The JSON output contains:

- **`pages`** — Array of page objects, each with `blocks` and `spans`
- **`blocks`** — Semantic elements (headings, paragraphs, lists) with reading order
- **`spans`** — Text fragments with bounding boxes, font metadata, and confidence scores
- **`metadata`** — Document title, author, page count, PDF version

Example:

```json
{
  "pages": [
    {
      "page": 1,
      "width": 612,
      "height": 792,
      "blocks": [
        {
          "kind": "heading",
          "text": "Introduction",
          "bbox": [72, 680, 400, 700],
          "level": 1
        },
        {
          "kind": "paragraph",
          "text": "This is the first paragraph...",
          "bbox": [72, 640, 540, 670]
        }
      ],
      "spans": [
        {
          "text": "Introduction",
          "bbox": [72, 680, 400, 700],
          "font": "Times-Bold",
          "size": 14.0,
          "confidence": 0.99
        }
      ]
    }
  ],
  "metadata": {
    "title": "Sample Document",
    "author": "John Doe",
    "page_count": 1,
    "pdf_version": "1.4"
  }
}
```

### Try Auto-Profile Mode

pdftract includes built-in profiles for common document types (invoices, receipts, contracts, etc.).
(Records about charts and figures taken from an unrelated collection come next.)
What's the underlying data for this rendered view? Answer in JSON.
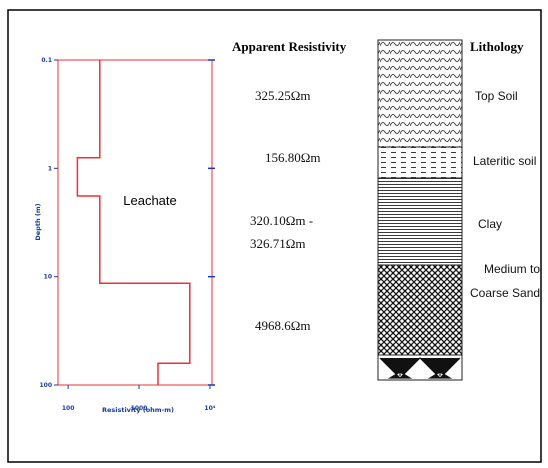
{
  "chart_data": {
    "type": "line",
    "x_label": "Resistivity (ohm-m)",
    "y_label": "Depth (m)",
    "annotation": "Leachate",
    "x_log": true,
    "y_log": true,
    "y_inverted": true,
    "xlim": [
      72,
      10700
    ],
    "ylim": [
      0.1,
      100
    ],
    "xticks": [
      100,
      1000,
      {
        "value": 10000,
        "label": "10⁴"
      }
    ],
    "yticks": [
      0.1,
      1,
      10,
      100
    ],
    "series": [
      {
        "name": null,
        "color": "#e8323c",
        "x": [
          280,
          280,
          135,
          135,
          280,
          280,
          5200,
          5200,
          1850,
          1850
        ],
        "values": [
          0.1,
          0.8,
          0.8,
          1.8,
          1.8,
          11.5,
          11.5,
          63,
          63,
          100
        ]
      }
    ]
  },
  "resistivity_header": "Apparent Resistivity",
  "lithology_header": "Lithology",
  "layers": [
    {
      "resistivity": [
        "325.25Ωm"
      ],
      "lithology": [
        "Top Soil"
      ]
    },
    {
      "resistivity": [
        "156.80Ωm"
      ],
      "lithology": [
        "Lateritic soil"
      ]
    },
    {
      "resistivity": [
        "320.10Ωm -",
        "326.71Ωm"
      ],
      "lithology": [
        "Clay"
      ]
    },
    {
      "resistivity": [
        "4968.6Ωm"
      ],
      "lithology": [
        "Medium to",
        "Coarse Sand"
      ]
    }
  ]
}
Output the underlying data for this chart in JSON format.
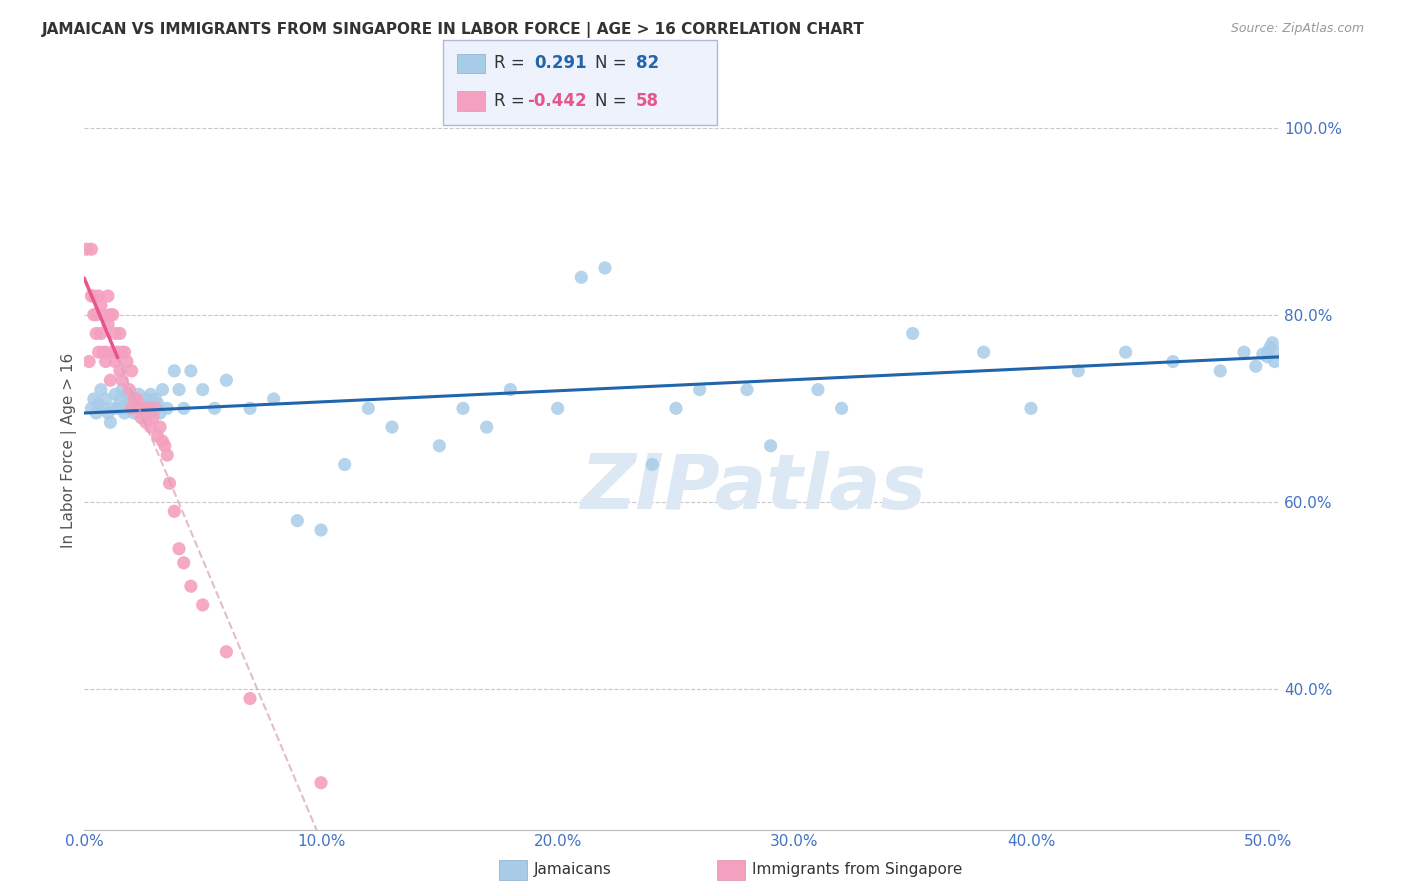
{
  "title": "JAMAICAN VS IMMIGRANTS FROM SINGAPORE IN LABOR FORCE | AGE > 16 CORRELATION CHART",
  "source": "Source: ZipAtlas.com",
  "ylabel": "In Labor Force | Age > 16",
  "x_ticks": [
    0.0,
    0.1,
    0.2,
    0.3,
    0.4,
    0.5
  ],
  "x_tick_labels": [
    "0.0%",
    "10.0%",
    "20.0%",
    "30.0%",
    "40.0%",
    "50.0%"
  ],
  "y_ticks": [
    0.4,
    0.6,
    0.8,
    1.0
  ],
  "y_tick_labels": [
    "40.0%",
    "60.0%",
    "80.0%",
    "100.0%"
  ],
  "xlim": [
    0.0,
    0.505
  ],
  "ylim": [
    0.25,
    1.06
  ],
  "blue_color": "#a8cce8",
  "blue_line_color": "#2166ac",
  "pink_color": "#f4a0bf",
  "pink_line_color": "#e8558a",
  "pink_dashed_color": "#d9a0b8",
  "grid_color": "#c8c8c8",
  "axis_color": "#4472C4",
  "watermark_color": "#dce8f4",
  "legend_box_color": "#eef2fc",
  "background_color": "#ffffff",
  "jamaicans_x": [
    0.003,
    0.004,
    0.005,
    0.006,
    0.007,
    0.008,
    0.009,
    0.01,
    0.011,
    0.012,
    0.013,
    0.014,
    0.015,
    0.016,
    0.016,
    0.017,
    0.018,
    0.018,
    0.019,
    0.02,
    0.02,
    0.021,
    0.022,
    0.022,
    0.023,
    0.024,
    0.025,
    0.025,
    0.026,
    0.027,
    0.028,
    0.028,
    0.029,
    0.03,
    0.031,
    0.032,
    0.033,
    0.035,
    0.038,
    0.04,
    0.042,
    0.045,
    0.05,
    0.055,
    0.06,
    0.07,
    0.08,
    0.09,
    0.1,
    0.11,
    0.12,
    0.13,
    0.15,
    0.16,
    0.17,
    0.18,
    0.2,
    0.21,
    0.22,
    0.24,
    0.25,
    0.26,
    0.28,
    0.29,
    0.31,
    0.32,
    0.35,
    0.38,
    0.4,
    0.42,
    0.44,
    0.46,
    0.48,
    0.49,
    0.495,
    0.498,
    0.5,
    0.5,
    0.501,
    0.502,
    0.503,
    0.504
  ],
  "jamaicans_y": [
    0.7,
    0.71,
    0.695,
    0.705,
    0.72,
    0.7,
    0.71,
    0.695,
    0.685,
    0.7,
    0.715,
    0.7,
    0.71,
    0.72,
    0.7,
    0.695,
    0.705,
    0.715,
    0.7,
    0.71,
    0.7,
    0.695,
    0.71,
    0.7,
    0.715,
    0.705,
    0.7,
    0.695,
    0.71,
    0.7,
    0.715,
    0.705,
    0.695,
    0.71,
    0.705,
    0.695,
    0.72,
    0.7,
    0.74,
    0.72,
    0.7,
    0.74,
    0.72,
    0.7,
    0.73,
    0.7,
    0.71,
    0.58,
    0.57,
    0.64,
    0.7,
    0.68,
    0.66,
    0.7,
    0.68,
    0.72,
    0.7,
    0.84,
    0.85,
    0.64,
    0.7,
    0.72,
    0.72,
    0.66,
    0.72,
    0.7,
    0.78,
    0.76,
    0.7,
    0.74,
    0.76,
    0.75,
    0.74,
    0.76,
    0.745,
    0.758,
    0.755,
    0.76,
    0.765,
    0.77,
    0.75,
    0.76
  ],
  "singapore_x": [
    0.001,
    0.002,
    0.003,
    0.003,
    0.004,
    0.004,
    0.005,
    0.005,
    0.006,
    0.006,
    0.007,
    0.007,
    0.008,
    0.008,
    0.009,
    0.009,
    0.01,
    0.01,
    0.011,
    0.011,
    0.012,
    0.012,
    0.013,
    0.013,
    0.014,
    0.015,
    0.015,
    0.016,
    0.016,
    0.017,
    0.018,
    0.019,
    0.02,
    0.02,
    0.021,
    0.022,
    0.023,
    0.024,
    0.025,
    0.026,
    0.027,
    0.028,
    0.029,
    0.03,
    0.031,
    0.032,
    0.033,
    0.034,
    0.035,
    0.036,
    0.038,
    0.04,
    0.042,
    0.045,
    0.05,
    0.06,
    0.07,
    0.1
  ],
  "singapore_y": [
    0.87,
    0.75,
    0.87,
    0.82,
    0.82,
    0.8,
    0.8,
    0.78,
    0.82,
    0.76,
    0.81,
    0.78,
    0.8,
    0.76,
    0.76,
    0.75,
    0.82,
    0.79,
    0.8,
    0.73,
    0.8,
    0.76,
    0.78,
    0.75,
    0.76,
    0.78,
    0.74,
    0.76,
    0.73,
    0.76,
    0.75,
    0.72,
    0.74,
    0.7,
    0.71,
    0.71,
    0.7,
    0.69,
    0.7,
    0.685,
    0.7,
    0.68,
    0.69,
    0.7,
    0.67,
    0.68,
    0.665,
    0.66,
    0.65,
    0.62,
    0.59,
    0.55,
    0.535,
    0.51,
    0.49,
    0.44,
    0.39,
    0.3
  ],
  "trendline_j_x0": 0.0,
  "trendline_j_x1": 0.505,
  "trendline_j_y0": 0.695,
  "trendline_j_y1": 0.755,
  "trendline_s_solid_x0": 0.0,
  "trendline_s_solid_x1": 0.014,
  "trendline_s_dashed_x0": 0.014,
  "trendline_s_dashed_x1": 0.175,
  "trendline_s_y0": 0.82,
  "trendline_s_y1": 0.385
}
Use `--auto` to automatically detect the profile:

```bash
pdftract extract invoice.pdf --auto
```

The auto-detected profile is logged to stderr:

```
[INFO] Detected profile: invoice
```

Profiles optimize extraction for specific document layouts:
- **invoice** — Extract line items, totals, vendor info
- **receipt** — Extract merchant, date, line items, tax, total
- **contract** — Extract parties, effective date, clauses
- **bank_statement** — Extract account info, statement period, transactions

See [Profiles](./profiles/available.md) for the full list.

### Batch Processing

To extract multiple PDFs in a folder:

```bash
pdftract extract *.pdf --output-dir results/
```

Each PDF produces a corresponding JSON file in `results/`:

```
results/
  invoice1.pdf.json
  invoice2.pdf.json
  receipt.pdf.json
```

For recursive folder processing, use the `grep` command to search across all PDFs:

```bash
pdftract grep "search term" /path/to/folder
```

This outputs matching filenames and page numbers:

```
invoice.pdf:3: "search term" found on page 3
receipt.pdf:1: "search term" found on page 1
```

## Common Options

| Option | Description |
|---|---|
| `--output FILE` | Write output to file instead of stdout |
| `--text` | Output plain text instead of JSON |
| `--output-dir DIR` | Directory for batch output (with `*` glob) |
| `--auto` | Auto-detect and apply document profile |
| `--profile NAME` | Use specific profile (skip auto-detection) |
| `--password PASS` | Password for encrypted PDFs |
| `--pages N-M` | Extract specific page range |
| `--ocr` | Force OCR mode for all pages |

See [CLI Reference](./cli/) for complete command documentation.

## What's Next?

- Explore the [CLI Reference](./cli/) for advanced options
- Read [JSON Schema Reference](./schema/) for output format details
- Check [Profiles](./profiles/) for document-type-specific extraction
- Try the [Python SDK](./sdk/python.md) for programmatic access

## Troubleshooting

**Extraction fails with "unsupported encryption"**

The PDF is encrypted with a password. Use `--password`:

```bash
pdftract extract encrypted.pdf --password yourpassword
```

**Output has wrong reading order**

Some PDFs have malformed internal structure. Try `--auto` to enable profile-based layout recovery, or use `--ocr` to force OCR-based extraction.

**Poor accuracy on scanned documents**

Ensure the OCR features are enabled. The Docker `:ocr` and `:full` images include Tesseract. If building from source, enable the `ocr` feature:

```bash
cargo install pdftract --features ocr
```

For more help, see [Troubleshooting](./troubleshooting/).